Whatever the circumstances for the creation of the portraits, Morosini must have been pleased with them, for his association with Tintoretto would continue. In addition to his likely role in commissioning Tintoretto’s paintings in the Palazzo Ducale, and the abovementioned altarpiece at San Giorgio Maggiore, Carlo Ridolfi noted that Morosini also owned a Madonna and Child with many Saints in a circle, a Figure of Vulcan, and a San Lorenzo on the Grill that had been made for the altar of the Bonomi family in San Francesco della Vigna, but which Morosini acquired after it was rejected by the original patron.[ix]
The Portrait of Vincenzo Morosini is thus an exciting addition to Tintoretto’s known work, a strong yet subtle image of one of Tintoretto’s great patrons, who was also a major figure in the world of Venetian politics and culture in the 1570s and 80s. As Mozzettti and Sarti noted in their discussion of Morosini, ‘his is a proud and melancholy face, which touches a chord in the heart and imprints itself in the memory of the observer’.
John Marciari
Endnotes:
[i] The quotations from Sorti’s Osservationi nella pittura of 1580 and Lomazzo’s Trattato dell’arte della pittura of 1584 are both cited in M. Falomir, ‘Tintoretto’s Portraiture’, Tintoretto, exhibition catalogue, Madrid, 2007, pp. 95-114; this essay remains the best concise introduction to Tintoretto’s work as a portraitist. See also P. Rossi, Tintoretto: I ritratti, Milan, 1990; Jacopo Tintoretto: Ritratti, exhibition catalogue, Milan, 1994; W.R. Rearick, ‘Reflections on Tintoretto as a Portraitist', Artibus et Historiae, XVI, 1995, pp. 51-68; F. Del Torre Scheuch, ‘Volti Veneziani: I ritratti di Jacopo Tintoretto', Tintoretto, exhibition catalogue, Rome, 2012, pp. 157-63 ; and R. Echols and F. Ilchman, ‘Portraitist’, Tintoretto: Artist of Renaissance Venice, exhibition catalogue, New Haven and London, 2018, pp. 145-69.
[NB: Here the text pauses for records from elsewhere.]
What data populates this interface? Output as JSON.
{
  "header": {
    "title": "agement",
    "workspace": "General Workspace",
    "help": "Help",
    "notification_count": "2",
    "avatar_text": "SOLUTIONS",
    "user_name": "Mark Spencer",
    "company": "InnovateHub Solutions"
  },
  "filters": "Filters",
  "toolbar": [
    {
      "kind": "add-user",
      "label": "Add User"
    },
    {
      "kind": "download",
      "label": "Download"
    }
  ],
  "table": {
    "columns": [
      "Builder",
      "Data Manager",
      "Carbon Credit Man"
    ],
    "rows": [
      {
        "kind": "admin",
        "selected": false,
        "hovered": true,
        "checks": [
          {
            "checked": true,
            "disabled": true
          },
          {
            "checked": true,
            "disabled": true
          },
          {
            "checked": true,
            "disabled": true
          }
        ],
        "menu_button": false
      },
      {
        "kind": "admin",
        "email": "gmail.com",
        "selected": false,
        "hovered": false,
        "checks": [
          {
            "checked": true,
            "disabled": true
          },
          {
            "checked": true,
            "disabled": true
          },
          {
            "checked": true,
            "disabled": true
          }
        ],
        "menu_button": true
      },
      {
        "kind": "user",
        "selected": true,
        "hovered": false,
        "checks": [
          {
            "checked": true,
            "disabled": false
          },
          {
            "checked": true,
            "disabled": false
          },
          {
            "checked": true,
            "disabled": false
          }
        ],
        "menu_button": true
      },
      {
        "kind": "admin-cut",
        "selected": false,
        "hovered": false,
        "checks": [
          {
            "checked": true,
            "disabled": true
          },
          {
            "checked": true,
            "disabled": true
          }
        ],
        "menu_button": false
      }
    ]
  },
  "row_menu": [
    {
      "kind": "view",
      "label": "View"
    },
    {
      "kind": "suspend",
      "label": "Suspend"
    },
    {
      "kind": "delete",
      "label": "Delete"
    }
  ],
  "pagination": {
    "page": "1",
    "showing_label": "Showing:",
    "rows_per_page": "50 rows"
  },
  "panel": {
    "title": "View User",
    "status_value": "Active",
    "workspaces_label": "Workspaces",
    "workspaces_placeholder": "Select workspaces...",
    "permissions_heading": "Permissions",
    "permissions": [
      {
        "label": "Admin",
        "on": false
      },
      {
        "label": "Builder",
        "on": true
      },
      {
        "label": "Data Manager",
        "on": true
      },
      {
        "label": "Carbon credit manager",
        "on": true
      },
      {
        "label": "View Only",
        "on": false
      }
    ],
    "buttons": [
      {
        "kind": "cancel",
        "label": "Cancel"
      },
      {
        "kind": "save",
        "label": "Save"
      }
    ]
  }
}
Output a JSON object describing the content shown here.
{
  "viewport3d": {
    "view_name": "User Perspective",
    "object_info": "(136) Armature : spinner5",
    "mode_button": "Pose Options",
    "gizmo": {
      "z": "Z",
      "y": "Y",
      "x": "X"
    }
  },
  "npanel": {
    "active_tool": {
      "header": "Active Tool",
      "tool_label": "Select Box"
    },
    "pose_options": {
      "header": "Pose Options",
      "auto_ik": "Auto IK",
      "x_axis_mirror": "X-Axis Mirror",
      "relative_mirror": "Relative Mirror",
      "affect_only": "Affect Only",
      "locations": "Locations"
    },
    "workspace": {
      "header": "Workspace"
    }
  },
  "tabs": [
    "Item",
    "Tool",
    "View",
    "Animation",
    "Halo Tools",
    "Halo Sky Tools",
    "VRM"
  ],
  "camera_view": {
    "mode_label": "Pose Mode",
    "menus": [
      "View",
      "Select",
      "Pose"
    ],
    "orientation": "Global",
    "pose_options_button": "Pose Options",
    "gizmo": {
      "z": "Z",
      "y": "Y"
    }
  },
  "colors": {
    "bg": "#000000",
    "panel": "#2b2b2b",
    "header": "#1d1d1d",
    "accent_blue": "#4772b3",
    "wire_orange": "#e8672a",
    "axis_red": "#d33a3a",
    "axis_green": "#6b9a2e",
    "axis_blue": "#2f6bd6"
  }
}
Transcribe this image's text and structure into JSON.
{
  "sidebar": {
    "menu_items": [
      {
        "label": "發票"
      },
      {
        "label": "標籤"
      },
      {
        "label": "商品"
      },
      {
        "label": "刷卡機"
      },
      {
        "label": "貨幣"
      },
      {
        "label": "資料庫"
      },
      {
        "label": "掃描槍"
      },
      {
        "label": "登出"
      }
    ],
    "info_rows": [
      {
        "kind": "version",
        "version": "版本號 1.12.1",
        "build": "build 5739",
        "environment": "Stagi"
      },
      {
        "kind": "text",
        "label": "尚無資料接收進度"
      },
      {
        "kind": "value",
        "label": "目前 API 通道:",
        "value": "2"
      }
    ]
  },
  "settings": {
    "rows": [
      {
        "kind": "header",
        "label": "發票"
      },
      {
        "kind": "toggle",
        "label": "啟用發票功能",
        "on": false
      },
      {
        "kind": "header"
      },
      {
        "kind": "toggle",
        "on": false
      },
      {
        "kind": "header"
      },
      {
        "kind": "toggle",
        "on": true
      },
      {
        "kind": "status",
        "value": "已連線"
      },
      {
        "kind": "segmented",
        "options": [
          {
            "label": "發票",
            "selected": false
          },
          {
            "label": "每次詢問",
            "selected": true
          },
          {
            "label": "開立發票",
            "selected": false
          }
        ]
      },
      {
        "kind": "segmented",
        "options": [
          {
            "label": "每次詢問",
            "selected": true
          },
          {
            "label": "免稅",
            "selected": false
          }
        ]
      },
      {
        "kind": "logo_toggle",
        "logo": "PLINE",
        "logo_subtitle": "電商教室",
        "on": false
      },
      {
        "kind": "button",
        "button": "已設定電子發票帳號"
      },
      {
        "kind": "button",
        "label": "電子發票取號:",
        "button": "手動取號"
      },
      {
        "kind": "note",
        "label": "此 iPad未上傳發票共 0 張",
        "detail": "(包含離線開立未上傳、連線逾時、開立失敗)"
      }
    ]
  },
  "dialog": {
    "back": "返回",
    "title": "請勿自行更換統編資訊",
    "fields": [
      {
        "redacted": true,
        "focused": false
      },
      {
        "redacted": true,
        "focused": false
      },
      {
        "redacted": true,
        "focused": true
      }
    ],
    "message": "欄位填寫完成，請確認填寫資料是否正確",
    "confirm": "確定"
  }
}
[ii] On Morosini, see F. Mozzetti and G. Sarti, ‘Biografia, immagine e memoria: storia di Vincenzo Morosini’, Venezia Cinquecento: studi di storia dell'arte e della cultura, VII, no. 13, 1997, pp. 141-58.
[iii] A red lake glaze that would originally have toned back the white highlights, integrating them with the red body of the robe, but as in many of Tintoretto’s portraits, this delicate glaze survives only in part.
[iv] On the National Gallery canvas, see N. Penny, The Sixteenth-Century Italian Paintings: II: Venice 1540-1600, London and New Haven, 2007, pp. 176-85.
[v] For discussion of the Sansovino portraits, see M. Falomir, op. cit., 2007, cat. 35; for the Grimani portraits, see Jacopo Tintoretto: Ritratti, 1994, nos. 37-38, and M. Falomir, op. cit., 2007, pp. 105-7.
[vi] See F. Mozzetti and G. Sarti, op. cit., 1997, and N. Penny, op. cit., 2007, pp. 183-84. On the close relationship of Palma and Tintoretto at the time, see, for example, J. Marciari, Drawing in Tintoretto’s Venice, New York, 2018, pp. 190-95.
[vii] A damaged portrait of Marco Grimani by Tintoretto’s workshop, now in the deposits of the Gallerie dell’Accademia, as well as a portrait of Alessandro Bon at the Ca d’Oro, also by Tintoretto’s workshop, are similar to the Ca d’Oro Morosini, with coats of arms and inscription. The Accademia painting is said to have come from the Procuratoria de Citra; one wonders whether all these lesser-quality portraits may have formerly hung together there.
[viii] M. Falomir, op. cit., 2007, p. 105.
[ix] C. Ridolfi, Le Maraviglie dell’Arte, Venice, 1648, p. 44.